Les relations du pape François avec la Chine

Eclairage d'Eglises d'Asie

Rome, (Zenit.org) Rédaction | 597 clics

Dans l'entretien publié le 5 mars par le Corriere della Sera, le pape François révélait qu'il avait écrit au président chinois Xi Jinping et que celui-ci lui avait répondu. « Nous sommes proches de la Chine. Il y a des relations. C'est un grand peuple que j'aime », ajoutait le pape (cf. Zenit du 5 mars 2014).

Églises d'Asie, l'agence des Missions étrangères de Paris (EDA), commente les déclarations du pape, dans une dépêche du 6 mars 2014.

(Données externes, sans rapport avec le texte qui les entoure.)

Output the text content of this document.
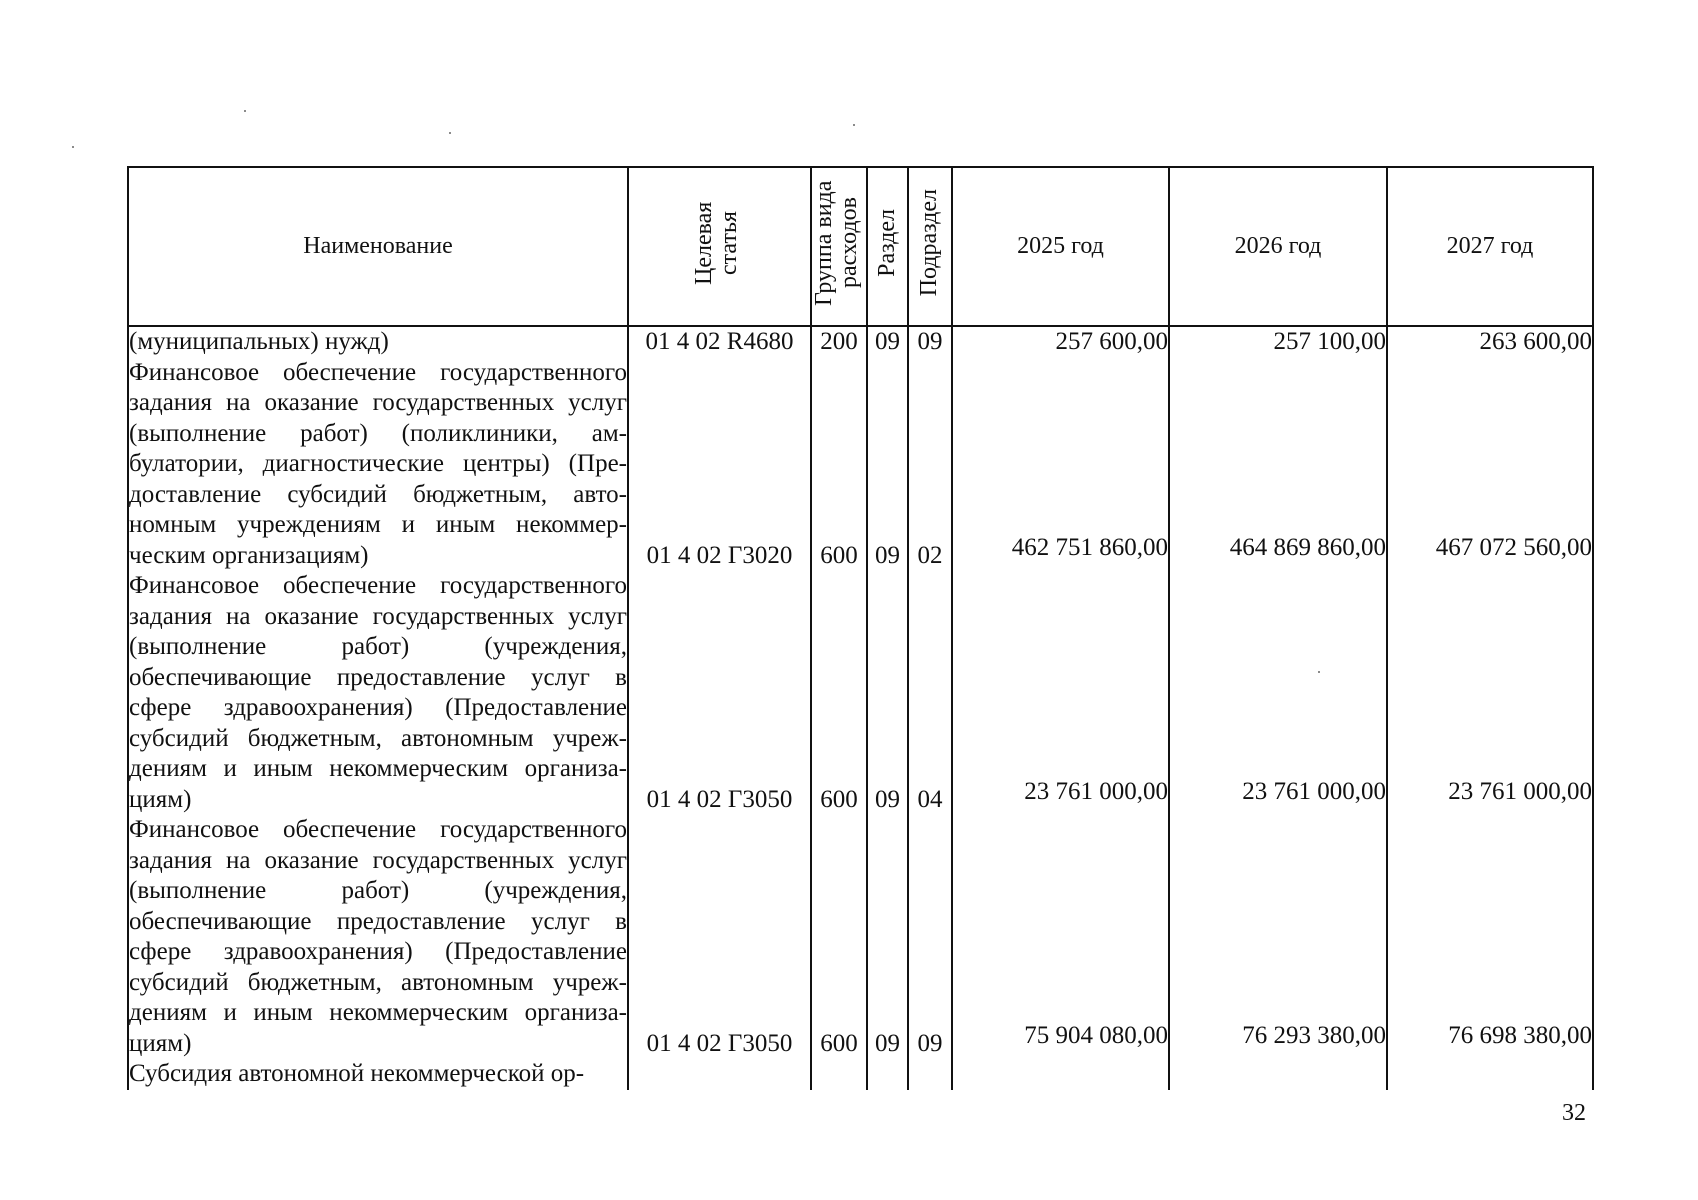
Наименование	Целевая статья	Группа вида расходов	Раздел	Подраздел	2025 год	2026 год	2027 год
(муниципальных) нужд)	01 4 02 R4680	200	09	09	257 600,00	257 100,00	263 600,00
Финансовое обеспечение государственного задания на оказание государственных услуг (выполнение работ) (поликлиники, амбулатории, диагностические центры) (Предоставление субсидий бюджетным, автономным учреждениям и иным некоммерческим организациям)	01 4 02 Г3020	600	09	02	462 751 860,00	464 869 860,00	467 072 560,00
Финансовое обеспечение государственного задания на оказание государственных услуг (выполнение работ) (учреждения, обеспечивающие предоставление услуг в сфере здравоохранения) (Предоставление субсидий бюджетным, автономным учреждениям и иным некоммерческим организациям)	01 4 02 Г3050	600	09	04	23 761 000,00	23 761 000,00	23 761 000,00
Финансовое обеспечение государственного задания на оказание государственных услуг (выполнение работ) (учреждения, обеспечивающие предоставление услуг в сфере здравоохранения) (Предоставление субсидий бюджетным, автономным учреждениям и иным некоммерческим организациям)	01 4 02 Г3050	600	09	09	75 904 080,00	76 293 380,00	76 698 380,00
Субсидия автономной некоммерческой ор-							
32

L'agence rappelle que « ce n’est pas la première fois que le pape François s’exprime publiquement au sujet de la Chine » : en avril, lors de l'angélus, il avait exprimé sa proximité aux populations de Chine continentale de la province du Sichuan frappées par un tremblement de terre (cf. Zenit du 21 avril 2013)

Lors de la messe du 24 mai, à l’occasion de la Journée de prière pour l’Église en Chine, le pape a confié l’intention : « Pour le noble peuple chinois : que le Seigneur le bénisse et que la Vierge le protège ».

Il a également publié ce tweet : « En la fête de Marie Auxiliatrice, je m’unis aux catholiques en Chine qui se confient à la protection de Notre-Dame de Sheshan et je prie pour eux. » (cf. Zenit du 24 mai 2013)

Deux jours avant, lors de l’audience générale du mercredi 22 mai, il avait lancé un appel à tous les catholiques du monde « à s’unir par la prière aux frères et sœurs qui sont en Chine, pour implorer de Dieu la grâce d’annoncer humblement et joyeusement le Christ mort et ressuscité, d’être fidèles à son Église et au Successeur de Pierre et de vivre chaque jour au service de leur pays et de leurs concitoyens en cohérence avec la foi qu’ils confessent » : « que leurs laborieux efforts soient toujours plus précieux aux yeux du Seigneur », avait-il conclu (cf. Zenit du 22 mai 2013).

En outre, lors du conclave qui l'a élu, il avait confié au cardinal chinois John Tong Hon, archevêque de Hongkong, combien « l’Église en Chine était présente en [son] cœur » (cf. Zenit du 11 avril 2013).

Mais c’est la première fois que le pape fait état de « relations » entre la Chine et le Saint-Siège et rend publique l’existence de cet échange de courriers avec le président Xi Jinping, analyse EDA.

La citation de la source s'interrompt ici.